The signs of a firmly authoritarian political line are emerging in today’s Vietnam. One observer defined it to me as “Stalinist-Confucian.” This line seems to have its main power base in the Northern army. Whether it will win against a more open and less dogmatic policy, one in favor of building socialism at a slower pace—and inclined to place more confidence in the Southern population—is a great question for the future. Certainly this second approach is favored by many of the North Vietnamese civilian leaders as well as by members of the former Southern provisional revolutionary government. My impression is that such gradualists would be encouraged and strengthened if the Western nations, and particularly the US, were to respond favorably to Vietnamese offers of relations and its need for aid—while they will become weaker if Vietnam remains isolated, and thus dependent mainly on the USSR.

The danger of a tougher and more authoritarian policy is accompanied by the strongly bureaucratic mentality of the North which is spreading South and could be a serious handicap to the country’s development. In Hanoi a visitor is appalled to find how many papers have to be filled out to get a room in a hotel, to pay for a restaurant bill, not to mention sending a press telegram. Although the new Aeroflot jet from Laos can no longer land at the Gia Lam airport, but lands instead at a military base forty kilometers outside Hanoi, passengers are still taken daily to the old airport to go through immigration and customs. It would obviously be more reasonable to transfer a few policemen from Gia Lam to the military airfield. Just outside Hanoi a much needed factory, built with Polish aid, was completed eight months ago; but work has not yet started since the machinery is still in huge containers lost in the chaos of unloaded and undelivered goods that jam the Haiphong docks.

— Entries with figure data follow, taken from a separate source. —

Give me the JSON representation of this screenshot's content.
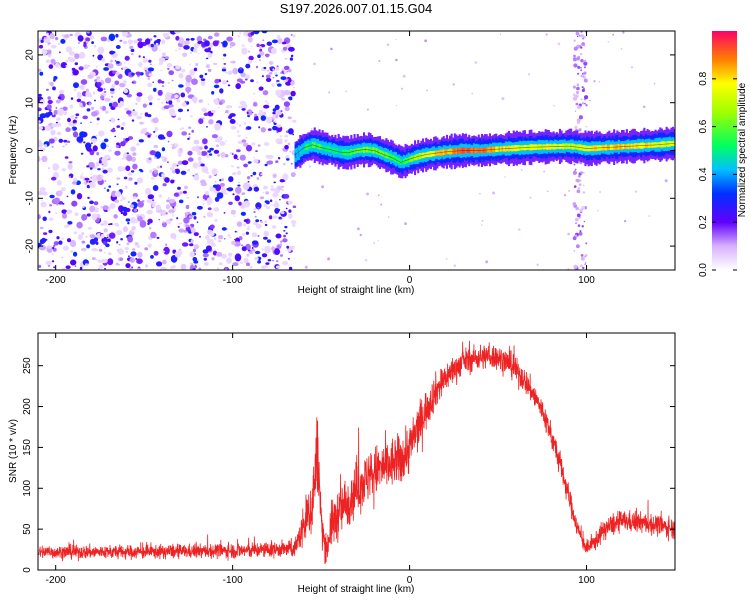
{
  "figure": {
    "title": "S197.2026.007.01.15.G04"
  },
  "chart_data": [
    {
      "type": "heatmap",
      "name": "spectrogram",
      "title": "S197.2026.007.01.15.G04",
      "xlabel": "Height of straight line (km)",
      "ylabel": "Frequency (Hz)",
      "xlim": [
        -210,
        150
      ],
      "ylim": [
        -25,
        25
      ],
      "x_ticks": [
        -200,
        -100,
        0,
        100
      ],
      "y_ticks": [
        -20,
        -10,
        0,
        10,
        20
      ],
      "noise_region_x": [
        -210,
        -65
      ],
      "signal_start_x": -65,
      "line_track": {
        "x": [
          -65,
          -60,
          -55,
          -50,
          -45,
          -40,
          -35,
          -30,
          -25,
          -20,
          -15,
          -10,
          -5,
          0,
          5,
          10,
          20,
          30,
          40,
          50,
          60,
          70,
          80,
          90,
          95,
          100,
          110,
          120,
          130,
          140,
          150
        ],
        "y": [
          -1.0,
          0.5,
          1.2,
          0.6,
          0.2,
          -0.3,
          -0.5,
          0.0,
          0.2,
          0.0,
          -0.8,
          -1.5,
          -2.5,
          -1.8,
          -1.2,
          -0.8,
          -0.3,
          0.0,
          0.0,
          0.3,
          0.5,
          0.7,
          0.8,
          0.9,
          0.7,
          0.4,
          0.6,
          0.8,
          1.0,
          1.2,
          1.5
        ],
        "amplitude": [
          0.4,
          0.5,
          0.55,
          0.55,
          0.5,
          0.5,
          0.55,
          0.6,
          0.6,
          0.6,
          0.6,
          0.55,
          0.5,
          0.6,
          0.7,
          0.75,
          0.85,
          0.9,
          0.9,
          0.8,
          0.75,
          0.75,
          0.75,
          0.7,
          0.7,
          0.75,
          0.8,
          0.8,
          0.8,
          0.75,
          0.75
        ]
      },
      "interference_band_x": [
        93,
        100
      ],
      "colorbar": {
        "label": "Normalized spectral amplitude",
        "range": [
          0.0,
          1.0
        ],
        "ticks": [
          0.0,
          0.2,
          0.4,
          0.6,
          0.8
        ],
        "tick_labels": [
          "0.0",
          "0.2",
          "0.4",
          "0.6",
          "0.8"
        ]
      }
    },
    {
      "type": "line",
      "name": "snr",
      "xlabel": "Height of straight line (km)",
      "ylabel": "SNR (10 * v/v)",
      "xlim": [
        -210,
        150
      ],
      "ylim": [
        0,
        290
      ],
      "x_ticks": [
        -200,
        -100,
        0,
        100
      ],
      "y_ticks": [
        0,
        50,
        100,
        150,
        200,
        250
      ],
      "color": "#ee2222",
      "envelope": {
        "x": [
          -210,
          -180,
          -150,
          -120,
          -90,
          -65,
          -55,
          -52,
          -50,
          -47,
          -45,
          -40,
          -35,
          -30,
          -25,
          -20,
          -15,
          -10,
          -5,
          0,
          5,
          10,
          15,
          20,
          25,
          30,
          35,
          40,
          45,
          50,
          55,
          60,
          65,
          70,
          75,
          80,
          85,
          90,
          95,
          100,
          105,
          110,
          120,
          130,
          140,
          150
        ],
        "mean": [
          22,
          22,
          22,
          23,
          24,
          26,
          80,
          150,
          60,
          20,
          50,
          70,
          85,
          100,
          110,
          120,
          125,
          130,
          135,
          150,
          175,
          200,
          220,
          235,
          245,
          255,
          258,
          260,
          262,
          260,
          255,
          245,
          232,
          215,
          195,
          165,
          130,
          90,
          50,
          25,
          35,
          50,
          60,
          58,
          55,
          50
        ],
        "noise": [
          12,
          12,
          12,
          12,
          14,
          14,
          60,
          70,
          45,
          20,
          40,
          45,
          45,
          45,
          45,
          45,
          45,
          45,
          45,
          45,
          40,
          35,
          30,
          25,
          25,
          22,
          22,
          22,
          22,
          22,
          22,
          22,
          22,
          22,
          22,
          22,
          22,
          20,
          16,
          12,
          16,
          18,
          18,
          18,
          18,
          18
        ]
      }
    }
  ]
}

This kind of bureaucratic muddle has already reached Saigon. When I found the new brand of cigarettes “Saigon Giai Phong” utterly unsmokable, I was told that the political commissar in charge of the tobacco factory had refused to sign the delivery orders until he had personally inspected all the stocks in the warehouses. Thus, for weeks there had been no cigarettes on the market. When they finally arrived they were all stale from having been kept too long in the storerooms.

Vietnam, one years after the end of the war, can already claim important successes in public health and agriculture and education. That they should have been accomplished at all by, and in, a country that has suffered so much from bombing, defoliation, and destruction is itself remarkable. But what mainly impresses the visitor is how immense are the problems created by peace. For the first time in their lives most Southern Vietnamese can feel free of the old fears—of being killed, bombed, drafted, sent to the front; of being tortured by police and of being under the control of foreign masters or protectors. Now Vietnam is at last being reunified by Vietnamese—but it is not, as some might have expected, a peace that can easily be enjoyed. The Vietnamese communists who brought about these changes are now remodeling the society, which means revolution; and that revolution, as the Vietnamese people are daily discovering, is a hard, painful process. Above all it will mean hard work in the Southern rice fields—and no agricultural labor is more taxing—since those fields are the main, and the most immediate, source of survival in this underdeveloped but over-urbanized country.

So there can be little relaxation now and there will be less in the future. The economy is the new battlefield of Vietnam. As a member of the Party Central Committee in Hanoi said to me: “It is our third resistance. We fought the first one against the French, the second against the Americans, now we have to flight a new war against our own underdevelopment.”